Absolutely no one thinks the loss of a child's life is acceptable. They never have and never will. It's irrelevance has nothing to do with the individual or their family, only with the political question as a whole.
You see, the problem with anecdotes like this is that they provide, at best, a single glimpse into what has happened with guns in our communities. It creates a visceral, emotional response that's designed to make people feel a certain way.
The authors, however, aren't being malicious in this. They're really not. They actually think their experience is relevant to the debate because it's relevant to them.
But the truth is that their experience is only a pixel in the overall picture of guns in our society.
For example, do they see the result of the woman who scared off a would-be rapist with her handgun? Do they see the family that's alive because a missed shot sent the home invaders running?
No, they don't.
They also don't see the children who aren't mauled by animals that were shot and killed by armed adults. They don't see a lot of cases of self-defense that take place each and every day.

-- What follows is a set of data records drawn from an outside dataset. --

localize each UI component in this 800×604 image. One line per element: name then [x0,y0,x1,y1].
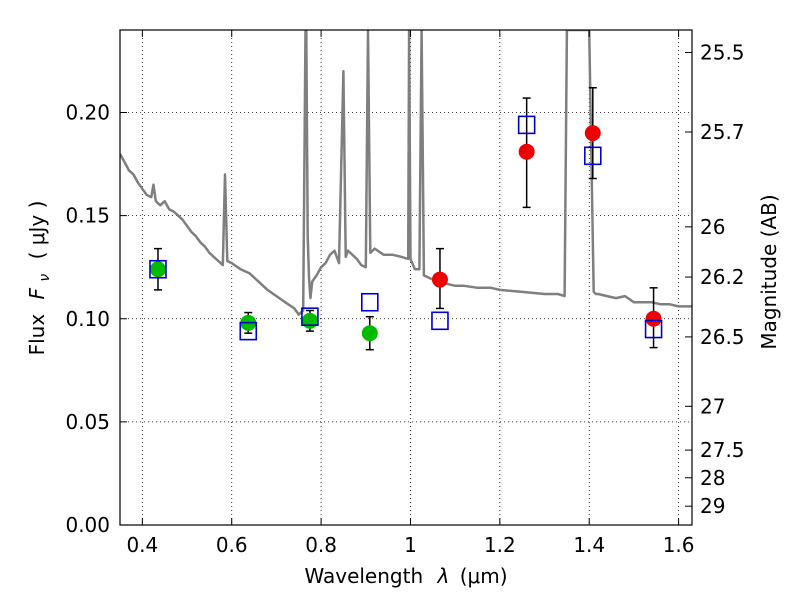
y2-tick-label: 29 [700,494,725,518]
filled-circle-marker [431,271,448,288]
x-tick-label: 0.6 [216,533,248,557]
y2-axis-label: Magnitude (AB) [757,194,781,349]
x-axis-label-text: Wavelength [304,564,423,588]
open-square-marker [149,259,167,279]
model-spectrum-line [120,30,692,316]
y2-tick-label: 26.2 [700,265,745,289]
tick-layer: 0.4 0.6 0.8 1 1.2 1.4 1.6 0.00 0.05 0.10 0.15 0.20 2… [65,30,745,557]
x-tick-label: 1.4 [573,533,605,557]
x-axis-label: Wavelength λ (μm) [304,564,507,588]
y-tick-label: 0.20 [65,101,110,125]
y-axis-symbol: F [25,287,49,299]
open-square-marker [239,321,258,341]
marker-layer [149,115,663,342]
y-tick-label: 0.15 [65,204,110,228]
y-tick-label: 0.00 [65,513,110,537]
open-square-marker [431,311,449,331]
y2-tick-label: 26.5 [700,325,745,349]
filled-circle-marker [584,125,601,142]
open-square-marker [361,292,379,312]
open-square-marker [644,319,663,339]
plot-frame [119,29,693,526]
x-axis-unit: (μm) [460,564,508,588]
open-square-marker [517,115,536,135]
filled-circle-marker [518,143,535,160]
x-tick-label: 1 [404,533,417,557]
y-axis-label-text: Flux [25,314,49,356]
filled-circle-marker [361,325,378,342]
y2-tick-label: 26 [700,215,725,239]
x-tick-label: 0.8 [305,533,337,557]
y-tick-label: 0.10 [65,307,110,331]
y2-tick-label: 25.5 [700,41,745,65]
open-square-marker [301,307,319,326]
filled-circle-marker [149,261,166,278]
y2-tick-label: 27.5 [700,438,745,462]
y-axis-subscript: ν [37,274,53,282]
x-axis-symbol: λ [437,564,450,588]
y2-tick-label: 25.7 [700,120,745,144]
y-tick-label: 0.05 [65,410,110,434]
errorbar-layer [153,87,658,351]
y-axis-label: Flux F ν ( μJy ) [25,201,54,356]
model-spectrum-layer [120,30,692,316]
filled-circle-marker [301,312,318,329]
y2-tick-label: 28 [700,466,725,490]
x-tick-label: 0.4 [126,533,158,557]
grid-layer [120,30,692,526]
x-tick-label: 1.6 [663,533,695,557]
y2-tick-label: 27 [700,394,725,418]
x-tick-label: 1.2 [484,533,516,557]
open-square-marker [583,146,602,166]
filled-circle-marker [645,310,662,327]
y-axis-unit: ( μJy ) [25,201,49,260]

They also don't see the legions of Americans who were never harmed because any potential invader had to consider an armed populace and decided they just didn't have the manpower to invade the United States in the first place.
None of those folks crossed their operating tables. They never came into the emergency rooms or morgues.
As a result, the authors got an incomplete picture of what role guns play in our society. It's not that they don't know what they're talking about. It's that what they're talking about is only a tiny part of the overall equation and they're still hung up on how to form the letter "x."